Once we made it to Juneau, we did a whale watching excursion, and this may have been the highlight of the cruise.   They took us to a pod of humpback whales that does bubble feeding, a complex group behavior to round up the fish.  There are apparently only about 70 or 80 humpbacks in the world that can do it.  They disappear for a while, then suddenly they all came up at once.   It's hard to capture on video because they give no indication where they are coming up.   Once again, there aren't enough words to explain how cool this is to see up close.   Here's a video, I missed the first rise up, but still, you can see how close we were:

Video of whales feeding next to our boat.

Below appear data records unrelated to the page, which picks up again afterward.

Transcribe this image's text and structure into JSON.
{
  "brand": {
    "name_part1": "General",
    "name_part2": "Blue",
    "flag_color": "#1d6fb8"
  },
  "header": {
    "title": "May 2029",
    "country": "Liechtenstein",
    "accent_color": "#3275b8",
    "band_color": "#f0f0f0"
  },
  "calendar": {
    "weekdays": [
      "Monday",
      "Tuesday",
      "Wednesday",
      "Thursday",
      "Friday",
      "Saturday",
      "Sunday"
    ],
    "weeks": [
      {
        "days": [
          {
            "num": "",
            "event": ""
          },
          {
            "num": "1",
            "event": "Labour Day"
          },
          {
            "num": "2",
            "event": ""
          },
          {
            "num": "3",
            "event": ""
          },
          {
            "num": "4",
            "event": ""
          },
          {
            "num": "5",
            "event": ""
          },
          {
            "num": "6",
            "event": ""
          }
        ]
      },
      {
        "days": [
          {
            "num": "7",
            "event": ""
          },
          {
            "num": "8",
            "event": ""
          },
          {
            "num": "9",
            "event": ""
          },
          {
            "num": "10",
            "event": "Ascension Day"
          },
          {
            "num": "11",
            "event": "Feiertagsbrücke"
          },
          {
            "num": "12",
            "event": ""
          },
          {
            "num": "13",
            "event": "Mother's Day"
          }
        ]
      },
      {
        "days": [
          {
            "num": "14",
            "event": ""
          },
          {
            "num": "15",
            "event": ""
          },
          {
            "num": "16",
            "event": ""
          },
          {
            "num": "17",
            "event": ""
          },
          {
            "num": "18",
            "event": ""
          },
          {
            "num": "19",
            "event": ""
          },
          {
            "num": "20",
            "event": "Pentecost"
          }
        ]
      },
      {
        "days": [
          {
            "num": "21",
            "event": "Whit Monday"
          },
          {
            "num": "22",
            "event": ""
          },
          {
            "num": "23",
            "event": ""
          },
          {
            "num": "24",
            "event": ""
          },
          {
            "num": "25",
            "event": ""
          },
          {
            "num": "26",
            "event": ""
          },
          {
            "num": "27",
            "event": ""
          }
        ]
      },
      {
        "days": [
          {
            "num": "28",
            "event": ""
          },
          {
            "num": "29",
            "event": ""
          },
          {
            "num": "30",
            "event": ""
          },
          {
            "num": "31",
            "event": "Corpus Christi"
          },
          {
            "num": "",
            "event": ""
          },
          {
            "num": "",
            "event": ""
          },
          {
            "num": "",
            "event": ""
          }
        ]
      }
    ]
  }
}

The next day was Skagway -- an unimpressive town.   After a day at sea we landed in Victoria, B.C., and took a tour of Butchart Gardens.   Once again, the words can't capture this.   I never thought a man-made garden could match the splendor of what we had just seen, but this place is amazing, almost worth a trip just by itself.   It's built in a limestone quarry that exhausted its limestone.

Butchart Garden at dusk
A tiny piece of Butchart Gardens in Victoria

So, that's enough for a while, right?   Apparently not.  From the cruise, we went to a sailboat, and sailed the San Juan Islands for a week.  Once again, the scenery is amazing.    We sailed among the tops of underwater mountains, each one with it's own personality.

The view from Sucia.  Notice snow-capped Mount Baker in the background.

The rough shores on Sucia Island

We saw orcas up close, had a great hike on Sucia Island, and stopped at a couple of beautiful marinas.  

By the end of the two weeks, it all seemed like a dream.   There is too much big, too much to overwhelm us.   I think our little brains are not big enough to absorb such a big adventure.